Every year, approximately 1.3 million students drop out of high school , according to America's Promise Alliance, an advocacy group. That's about 7,200 for every school day.
"We all pay for it," Powell told George Stephanopoulos in a "Good Morning America" exclusive interview. "It's not only a moral catastrophe, it's an economic problem. … It's a security problem."
Powell said that other countries have invested heavily in their youth, and that America can't afford to fall behind.
"So it is a moral and economic imperative for us to deal with this crisis," he said.
The comments came after Powell, alongside his wife Alma, stood with President Obama and Education Secretary Arne Duncan Monday to announce the formation of Grad Nation, a 10-year campaign to "reverse the dropout crisis and enable our children to be prepared for success in college, work and life," according to America's Promise Alliance's Web site.
The campaign has stated two solid if ambitious goals: to ensure that that 90 percent of today's fourth-graders graduate from high school on time and to help America become the world leader in proportion of college graduates by 2020. Currently, around 70 percent of fourth-graders are expected to graduate on time.
"We know that the success of every American will be tied more closely than ever before to the level of education they achieve," Obama said at the announcement. "The jobs will go to the people with the knowledge and the skills to do them. It's that simple."
Obama has put the government's money where his mouth is. The president announced $900 million in government grants will be distributed to help transform underperforming schools.
Alma Powell: 'Money Is Not the Only Thing That's Needed'
But according to the Powells, it will take a lot more than money.
"That's not the entire answer," Alma Powell said. "What we have to understand is money is not the only thing that's needed. It is the will of all of us and everybody in the community to take part in this effort to sustain and train our children and bring them along. It is a combined effort of the American people."
"Every one of us can find something to do," Colin Powell said. "Maybe it's just go to a school in your neighborhood that needs somebody to come read. But just don't look in your neighborhood. Look in a neighborhood where these underperforming schools are, where kids do not see successful adults. That's where you ought to go.

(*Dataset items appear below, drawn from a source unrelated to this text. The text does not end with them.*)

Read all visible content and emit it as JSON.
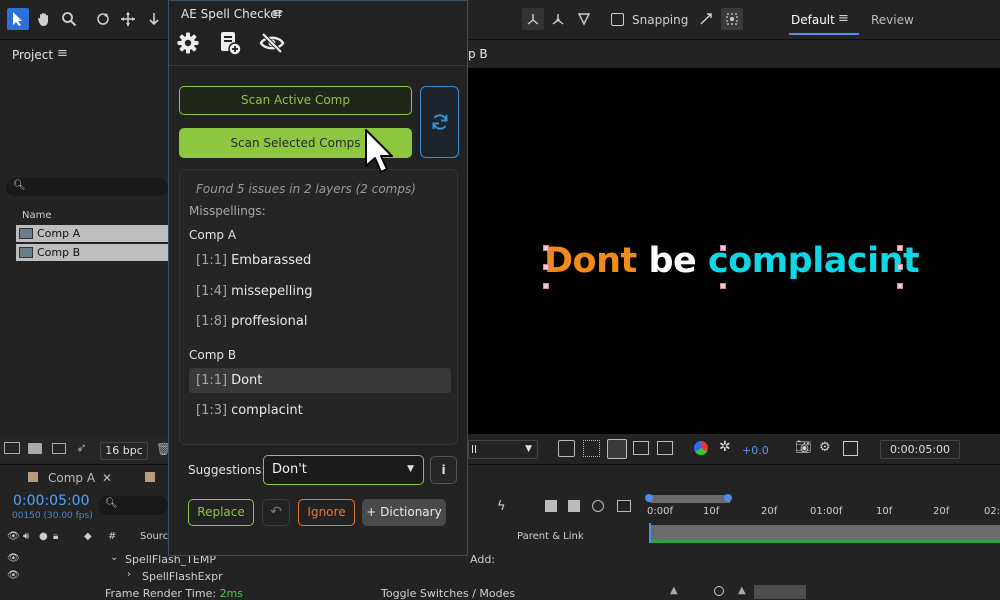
{
  "toolbar": {
    "snapping_label": "Snapping",
    "workspace_default": "Default",
    "workspace_review": "Review"
  },
  "project": {
    "title": "Project",
    "column_name": "Name",
    "items": [
      {
        "label": "Comp A"
      },
      {
        "label": "Comp B"
      }
    ],
    "bpc": "16 bpc"
  },
  "viewer": {
    "tab_label": "p B",
    "words": [
      "Dont",
      "be",
      "complacint"
    ],
    "resolution": "ll",
    "exposure": "+0.0",
    "timecode": "0:00:05:00"
  },
  "timeline": {
    "tab_label": "Comp A",
    "time": "0:00:05:00",
    "fps": "00150 (30.00 fps)",
    "col_source": "Source",
    "col_parent": "Parent & Link",
    "layers": [
      "SpellFlash_TEMP",
      "SpellFlashExpr"
    ],
    "add_label": "Add:",
    "render_time_label": "Frame Render Time:",
    "render_time_value": "2ms",
    "toggle_modes": "Toggle Switches / Modes",
    "ticks": [
      "0:00f",
      "10f",
      "20f",
      "01:00f",
      "10f",
      "20f",
      "02:0"
    ]
  },
  "spell": {
    "title": "AE Spell Checker",
    "scan_active": "Scan Active Comp",
    "scan_selected": "Scan Selected Comps",
    "summary": "Found 5 issues in 2 layers (2 comps)",
    "misspellings_label": "Misspellings:",
    "groups": [
      {
        "name": "Comp A",
        "issues": [
          {
            "loc": "[1:1]",
            "word": "Embarassed"
          },
          {
            "loc": "[1:4]",
            "word": "missepelling"
          },
          {
            "loc": "[1:8]",
            "word": "proffesional"
          }
        ]
      },
      {
        "name": "Comp B",
        "issues": [
          {
            "loc": "[1:1]",
            "word": "Dont"
          },
          {
            "loc": "[1:3]",
            "word": "complacint"
          }
        ]
      }
    ],
    "suggestions_label": "Suggestions:",
    "suggestion_value": "Don't",
    "info_label": "i",
    "replace": "Replace",
    "ignore": "Ignore",
    "add_dictionary": "+ Dictionary"
  },
  "colors": {
    "green": "#8dc63f",
    "orange": "#e8782e",
    "blue": "#3a8fd0",
    "text_orange": "#f08a1a",
    "text_cyan": "#12d6e4"
  }
}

"So each of us needs to sort of get out of our comfort zone and our nice neighborhood, and get into neighborhoods where the schools are struggling."

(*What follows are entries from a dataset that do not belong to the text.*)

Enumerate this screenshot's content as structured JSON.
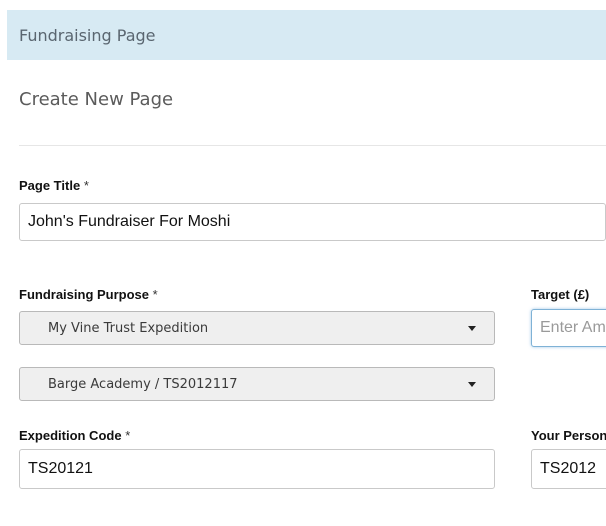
{
  "header": {
    "title": "Fundraising Page"
  },
  "subtitle": "Create New Page",
  "form": {
    "page_title": {
      "label": "Page Title",
      "required_mark": "*",
      "value": "John's Fundraiser For Moshi"
    },
    "fundraising_purpose": {
      "label": "Fundraising Purpose",
      "required_mark": "*",
      "select_primary": "My Vine Trust Expedition",
      "select_secondary": "Barge Academy / TS2012117"
    },
    "target": {
      "label": "Target (£)",
      "placeholder": "Enter Amount"
    },
    "expedition_code": {
      "label": "Expedition Code",
      "required_mark": "*",
      "value": "TS20121"
    },
    "your_personal": {
      "label": "Your Personal",
      "value": "TS2012"
    }
  },
  "icons": {
    "caret": "chevron-down-icon"
  },
  "colors": {
    "header_bg": "#d7eaf3",
    "focus_border": "#7fb2d6",
    "select_bg": "#efefef"
  }
}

The Grad Nation campaign plans to focus on the 12 percent of the nation's high schools that produce half of the nation's dropouts, according to their Web site.
"By focusing our community work on these 2,000 lowest-performing schools, their feeder schools and neighborhoods, we can have a tremendous impact," the Web site states.
Powell said that he was educated by the public school system in New York and "could have easily fallen by the wayside." But thanks to caring teachers and family, he became successful.
Powell said he shared his story with a school in Florida, and when he was done, a boy raised his hand.
"'What if you don't have that kind of family, General?" the boy said, according to Powell. "'What if you don't have a mother and father like that? Can you still make it?'"
It's students like that, those who do not have as much of a support system, that the effort aims to help the most.
"The answer we have to give them in every way we can is 'Yes, we are there for you,'" Powell said. "'You are our children. You may not have been born of us, but you are our children and we have a responsibility for you.' Just don't sit back and say, 'Gee, what can I do?' Get up and go find something to do. It's not hard."